Thursday, October 7, 2010

Adams County Morning


 I traveled over to Adams County, in the heart of Amish Country, to give a talk to the board of the Ohio Nature Conservancy on October 1. TNC is planning an ambitious project to build a land bridge between the Edge of Appalachia preserve and Shawnee State Forest. This is the heart of cerulean warbler country. There could not be a better time to acquire and preserve mature mesic deciduous forest in the stronghold of the cerulean warbler's range. I'm so excited about this acquisition project, which is proceeding without delay. Just look at these hills, cloaked in oaks and hickories, at the mist rolling up from the hayfields.


 I spoke to the board about all the threats facing cerulean warblers and other Neotropical migrant songbirds: mountaintop removal mining primary among them. And it was a balm, the next morning, to drive out and through the best remaining cerulean warbler habitat going. Ceruleans sing so persistently and abundantly in Shawnee State Forest that when I was there three springs ago we were laughing and calling them "trash birds," these endangered little scraps of blue.


 We were making a long caravan, snaking through the Blue Creek valley south of Peebles, Ohio, when I saw a deliquescing tobacco barn that begged to be photographed. I stopped, and the caravan went on without me.


 But I had an ace in the hole: my old Facebook friend and brand new flesh and blood (I like to say corporeal) friend, Tricia West. Tricia grew up on a tobacco farm near here. That's why we decided to have our photo made in front of skeins of drying tobacco.




We decided to turn this unfortunate event (being separated from the TNC field trip) into an expotition. And we did. We wound through the valleys and found Sunshine Ridge Road, for which TNC's "Sunshine Corridor" project is named, and we marveled at the fabulous habitat all around us.  It was so exciting to know it would be preserved forever.

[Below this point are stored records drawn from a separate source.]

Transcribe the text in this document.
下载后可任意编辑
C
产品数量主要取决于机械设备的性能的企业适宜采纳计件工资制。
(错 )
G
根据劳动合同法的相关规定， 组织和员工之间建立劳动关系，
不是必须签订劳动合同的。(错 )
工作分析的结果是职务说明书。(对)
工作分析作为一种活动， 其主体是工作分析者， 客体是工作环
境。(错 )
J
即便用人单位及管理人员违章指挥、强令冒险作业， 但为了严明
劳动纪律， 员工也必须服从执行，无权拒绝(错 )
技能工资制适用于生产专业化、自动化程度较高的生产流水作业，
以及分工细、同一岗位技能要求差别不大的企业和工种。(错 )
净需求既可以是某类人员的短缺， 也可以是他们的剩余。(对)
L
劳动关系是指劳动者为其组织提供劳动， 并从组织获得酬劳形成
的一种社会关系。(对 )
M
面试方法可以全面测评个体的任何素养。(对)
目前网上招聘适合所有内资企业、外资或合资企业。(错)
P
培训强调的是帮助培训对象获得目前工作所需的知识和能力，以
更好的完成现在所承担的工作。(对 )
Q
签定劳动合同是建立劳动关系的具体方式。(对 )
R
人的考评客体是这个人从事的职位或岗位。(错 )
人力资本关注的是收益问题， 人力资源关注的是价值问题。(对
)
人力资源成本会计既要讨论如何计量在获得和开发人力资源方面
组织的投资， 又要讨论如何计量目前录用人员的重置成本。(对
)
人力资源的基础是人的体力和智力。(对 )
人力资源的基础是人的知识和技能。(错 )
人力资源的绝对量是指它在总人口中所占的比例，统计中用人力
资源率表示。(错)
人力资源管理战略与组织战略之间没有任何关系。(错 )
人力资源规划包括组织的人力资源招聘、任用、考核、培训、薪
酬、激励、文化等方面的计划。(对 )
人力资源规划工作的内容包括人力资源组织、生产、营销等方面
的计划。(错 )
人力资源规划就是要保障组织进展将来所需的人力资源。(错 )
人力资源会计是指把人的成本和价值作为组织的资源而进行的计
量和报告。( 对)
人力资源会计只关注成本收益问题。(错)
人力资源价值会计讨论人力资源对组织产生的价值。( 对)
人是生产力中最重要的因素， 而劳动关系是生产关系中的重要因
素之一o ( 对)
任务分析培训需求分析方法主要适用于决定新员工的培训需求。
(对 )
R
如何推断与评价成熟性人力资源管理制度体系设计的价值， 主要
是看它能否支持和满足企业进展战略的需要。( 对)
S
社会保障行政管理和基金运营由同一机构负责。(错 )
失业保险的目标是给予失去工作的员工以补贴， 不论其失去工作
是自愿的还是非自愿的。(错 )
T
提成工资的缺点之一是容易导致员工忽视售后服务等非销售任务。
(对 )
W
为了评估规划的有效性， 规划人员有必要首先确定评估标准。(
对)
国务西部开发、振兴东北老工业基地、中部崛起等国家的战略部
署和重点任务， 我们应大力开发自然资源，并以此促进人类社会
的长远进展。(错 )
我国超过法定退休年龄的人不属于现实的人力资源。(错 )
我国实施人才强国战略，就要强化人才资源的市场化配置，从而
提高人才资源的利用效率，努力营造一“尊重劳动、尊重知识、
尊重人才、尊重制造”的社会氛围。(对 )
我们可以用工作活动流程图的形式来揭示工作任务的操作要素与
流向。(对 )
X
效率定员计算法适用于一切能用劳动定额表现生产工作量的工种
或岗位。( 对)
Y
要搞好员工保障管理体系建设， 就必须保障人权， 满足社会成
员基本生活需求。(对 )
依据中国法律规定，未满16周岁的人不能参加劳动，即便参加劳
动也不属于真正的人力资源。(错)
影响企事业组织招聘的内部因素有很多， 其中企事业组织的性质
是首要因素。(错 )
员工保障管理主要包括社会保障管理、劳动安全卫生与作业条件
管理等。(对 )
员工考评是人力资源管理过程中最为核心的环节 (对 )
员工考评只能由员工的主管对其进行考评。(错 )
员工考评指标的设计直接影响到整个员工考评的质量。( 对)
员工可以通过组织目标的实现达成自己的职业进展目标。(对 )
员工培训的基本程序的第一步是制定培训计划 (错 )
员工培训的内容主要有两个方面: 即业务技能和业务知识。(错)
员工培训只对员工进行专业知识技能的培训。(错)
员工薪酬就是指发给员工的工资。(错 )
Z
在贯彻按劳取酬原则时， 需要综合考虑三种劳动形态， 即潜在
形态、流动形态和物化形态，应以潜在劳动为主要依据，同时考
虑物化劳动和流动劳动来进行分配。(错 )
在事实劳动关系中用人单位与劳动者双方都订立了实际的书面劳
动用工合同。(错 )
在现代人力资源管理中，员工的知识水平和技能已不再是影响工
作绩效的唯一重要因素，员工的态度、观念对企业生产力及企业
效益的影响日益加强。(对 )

 Tricia pointed out the tobacco barns, airy structures made for drying wet tobacco that's hung from the rafters. The long dark line on the left of this barn is tobacco, drying under black plastic in the field. It's then taken and hung up in the barn. Tricia said each plant gets handled a lot between planting and the final stripping of the leaves from the stem.

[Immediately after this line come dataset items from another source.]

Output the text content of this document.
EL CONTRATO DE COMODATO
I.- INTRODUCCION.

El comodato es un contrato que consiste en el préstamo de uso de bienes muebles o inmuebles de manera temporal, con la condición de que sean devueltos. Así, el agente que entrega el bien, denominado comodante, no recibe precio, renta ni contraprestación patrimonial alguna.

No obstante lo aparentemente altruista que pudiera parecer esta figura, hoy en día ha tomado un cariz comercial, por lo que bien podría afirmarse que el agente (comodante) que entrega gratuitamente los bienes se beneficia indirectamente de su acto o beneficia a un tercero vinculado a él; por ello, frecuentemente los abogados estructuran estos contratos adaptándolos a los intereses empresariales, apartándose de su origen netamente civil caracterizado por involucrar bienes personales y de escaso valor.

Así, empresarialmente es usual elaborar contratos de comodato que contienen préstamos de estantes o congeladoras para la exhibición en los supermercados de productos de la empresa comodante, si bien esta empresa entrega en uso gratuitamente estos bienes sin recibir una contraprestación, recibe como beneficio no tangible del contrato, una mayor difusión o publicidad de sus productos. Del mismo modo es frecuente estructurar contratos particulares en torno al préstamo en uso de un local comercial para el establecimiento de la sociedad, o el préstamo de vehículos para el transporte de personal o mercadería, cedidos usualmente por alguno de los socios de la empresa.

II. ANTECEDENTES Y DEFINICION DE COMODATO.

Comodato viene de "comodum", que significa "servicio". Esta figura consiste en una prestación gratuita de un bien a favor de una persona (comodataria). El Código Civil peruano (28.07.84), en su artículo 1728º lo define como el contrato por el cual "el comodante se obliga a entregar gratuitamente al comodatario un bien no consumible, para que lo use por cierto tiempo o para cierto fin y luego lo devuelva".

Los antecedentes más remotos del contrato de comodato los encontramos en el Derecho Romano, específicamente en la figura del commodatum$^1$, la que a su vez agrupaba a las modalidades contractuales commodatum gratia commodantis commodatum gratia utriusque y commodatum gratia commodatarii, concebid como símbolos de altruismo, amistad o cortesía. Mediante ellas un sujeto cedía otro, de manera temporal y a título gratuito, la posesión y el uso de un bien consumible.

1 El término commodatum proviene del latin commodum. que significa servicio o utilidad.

You can just see the warm brown tobacco between the cracks in the siding. I love knowing these seemingly decaying barns are active, working structures. I also love thinking there might be barn owls in some of them. Tricia said she grew up with white owls screaming in the rafters of her barn, and didn't think anything of it. Well, she said sometimes they scared the bejabbers out of her, but...Now that she's a birder, she knows how incredible that is. You can count the remaining pairs of barn owls in Ohio on one hand. And it's all because barns like these are falling down and being replaced by metal pole barns, tight as a drum, with no way for any ghost owls to make their way inside.

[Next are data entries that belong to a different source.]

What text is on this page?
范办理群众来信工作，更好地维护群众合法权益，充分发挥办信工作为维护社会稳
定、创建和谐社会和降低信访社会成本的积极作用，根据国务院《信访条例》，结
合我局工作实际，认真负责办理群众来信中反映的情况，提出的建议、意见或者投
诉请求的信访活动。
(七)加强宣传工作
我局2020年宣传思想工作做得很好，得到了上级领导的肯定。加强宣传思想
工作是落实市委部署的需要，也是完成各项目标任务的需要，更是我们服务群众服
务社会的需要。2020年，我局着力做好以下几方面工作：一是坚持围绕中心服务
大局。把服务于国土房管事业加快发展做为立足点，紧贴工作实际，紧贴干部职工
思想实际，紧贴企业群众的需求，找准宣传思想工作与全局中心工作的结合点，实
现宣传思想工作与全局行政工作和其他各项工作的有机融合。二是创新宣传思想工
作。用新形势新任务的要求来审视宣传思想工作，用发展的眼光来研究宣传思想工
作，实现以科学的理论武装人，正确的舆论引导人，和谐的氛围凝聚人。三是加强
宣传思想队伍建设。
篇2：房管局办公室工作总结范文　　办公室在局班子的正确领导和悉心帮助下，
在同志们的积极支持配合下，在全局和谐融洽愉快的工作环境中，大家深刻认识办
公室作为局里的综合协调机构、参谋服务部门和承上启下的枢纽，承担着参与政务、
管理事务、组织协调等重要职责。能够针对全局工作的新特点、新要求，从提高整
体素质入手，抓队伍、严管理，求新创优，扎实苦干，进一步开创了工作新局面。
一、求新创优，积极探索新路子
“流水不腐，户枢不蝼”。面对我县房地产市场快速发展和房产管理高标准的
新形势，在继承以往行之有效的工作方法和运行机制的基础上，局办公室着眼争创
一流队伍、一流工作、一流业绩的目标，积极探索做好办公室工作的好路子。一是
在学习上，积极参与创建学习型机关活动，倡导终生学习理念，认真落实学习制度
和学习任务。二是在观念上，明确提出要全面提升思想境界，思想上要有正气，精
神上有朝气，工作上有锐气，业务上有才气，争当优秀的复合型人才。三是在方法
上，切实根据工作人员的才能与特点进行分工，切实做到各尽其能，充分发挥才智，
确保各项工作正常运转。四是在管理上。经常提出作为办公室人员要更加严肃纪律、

 This grand old house belongs to some of Tricia's relatives. I was seared with the feeling that, but for chance, this could have been my family's house, too. I wondered how it felt to drive by, recognizing a house like this from your childhood. I yearned to have memories here, too, but mine were only made today.


 The house is in beautiful repair, not a single detail anachronistic or jarring. So beautiful.


 And right next door, the little store owned by her family. How I would love to make this a studio, not change a detail. Well, maybe drown it in flowers, put a Boston terrier on the front porch. That's all.



Tricia called this the greenhouse. Green it was, with a  huge black walnut dropping alarums on its roof.


 Too soon, it was time to leave, and I raced for Whipple, snapping photos out the car window. There are so many cemeteries in Amish country. All of them lovely.

I don't know why I like this photo so much, taken as it was from my car window. I liked the laundry flapping on the line, and tried to snap it, but the G-ll was sluggish and I got a sugar maple in the way. And it was perfect.


 A lonely field, more black walnuts having taken off their summer dresses, standing naked before the winter.


 A barn, being taken over by trees.


 As so very many are. I love the ruins, but I love more to see a barn doing its job. A trip to Amish country reminds me that somewhere, there are barns that aren't slated for demolition, barns that contribute and are appreciated.


Hackleshin Road, a nice name for someone who likes raptors. And before I knew it, I was home, a wonderful adventure behind me. I want to come back and see the Sunshine Corridor grow and grow! Thank you, Ohio Nature Conservancy, for this gift to the planet.